5. La Corticothérapie Générale (Prednisone) :
Indiquée formellement dans les hypercalcémies médiées par la 1,25-(OH)2-vitamine D : Sarcoïdose, tuberculose, myélome multiple et lymphomes, ainsi que dans les intoxications aiguës à la vitamine D.
- Posologie : Prednisone orale (ou Méthylprednisolone IV) 0,5 à 1 mg/kg/jour pendant 7 à 14 jours, puis décroissance progressive. Efficacité spectaculaire en 3 à 5 jours par blocage de la 1α-hydroxylase macrophagique et inhibition de l'absorption digestive du calcium.
6. L'Épuration Extrarénale (Hémodialyse d'Urgence) :
Indication de sauvetage ultime en cas d'échec des thérapeutiques médicales, d'hypercalcémie critique menaçante (> 4,50 mmol/L) avec troubles neurologiques comateux, ou chez le patient insuffisant cardiaque en anurie complète chez qui le remplissage volumique massif est impossible sous peine d'OAP asphyxique foudroyant. Réalisée par hémodialyse intermittente sans calcium (bain de dialyse à concentration calcique nulle ou ultra-faible ≤ 1,0 mmol/L), permettant une chute de la calcémie de plus de 1,0 à 1,5 mmol/L en une séance de 4 heures.

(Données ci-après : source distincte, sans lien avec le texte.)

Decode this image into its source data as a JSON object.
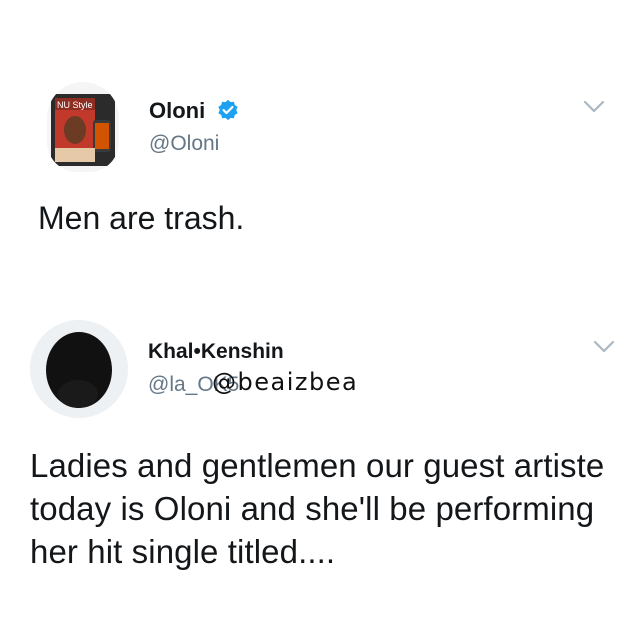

7. Traitement Chirurgical Étiologique : La Parathyroïdectomie :
Traitement curatif définitif de l'Hyperparathyroïdie Primitive. Réalisé après correction préalable de la déshydratation et de l'hypercalcémie aiguë :
- Consiste en l'ablation sélective de l'adénome parathyroïdien repéré par l'imagerie (chirurgie ciblée mini-invasive sous anesthésie générale ou locale). Le dosage peropératoire de la PTH (baisse > 50 % de la PTH 10 minutes après l'exérèse) affirme la guérison chirurgicale complète.

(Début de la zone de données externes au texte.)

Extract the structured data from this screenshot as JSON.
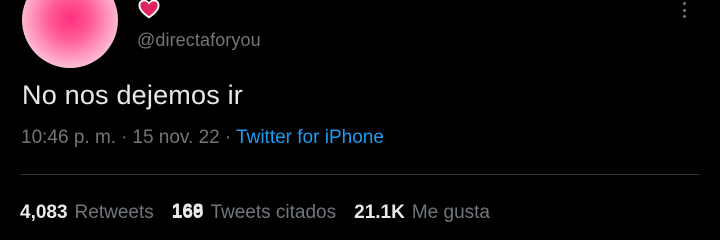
{
  "user": {
    "handle": "@directaforyou",
    "name_emoji": "heart-emoji"
  },
  "tweet": {
    "text": "No nos dejemos ir",
    "time": "10:46 p. m.",
    "date": "15 nov. 22",
    "separator": "·",
    "source": "Twitter for iPhone"
  },
  "stats": {
    "retweets_count": "4,083",
    "retweets_label": "Retweets",
    "quotes_count": "169",
    "quotes_count_overlay": "168",
    "quotes_label": "Tweets citados",
    "likes_count": "21.1K",
    "likes_label": "Me gusta"
  },
  "colors": {
    "background": "#000000",
    "text_primary": "#e7e9ea",
    "text_secondary": "#71767b",
    "link": "#1d9bf0",
    "divider": "#2f3336",
    "heart": "#f91880"
  }
}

- Complication postopératoire à surveiller à J1-J2 : le syndrome de l'os affamé (« Hungry Bone Syndrome »), caractérisé par une reminéralisation squelettique brutale et massive absorbant tout le calcium plasmatique disponible, responsable d'une hypocalcémie aiguë profonde symptomatique nécessitant une perfusion continue de gluconate de calcium et de fortes doses de vitamine D active (Calcitriol).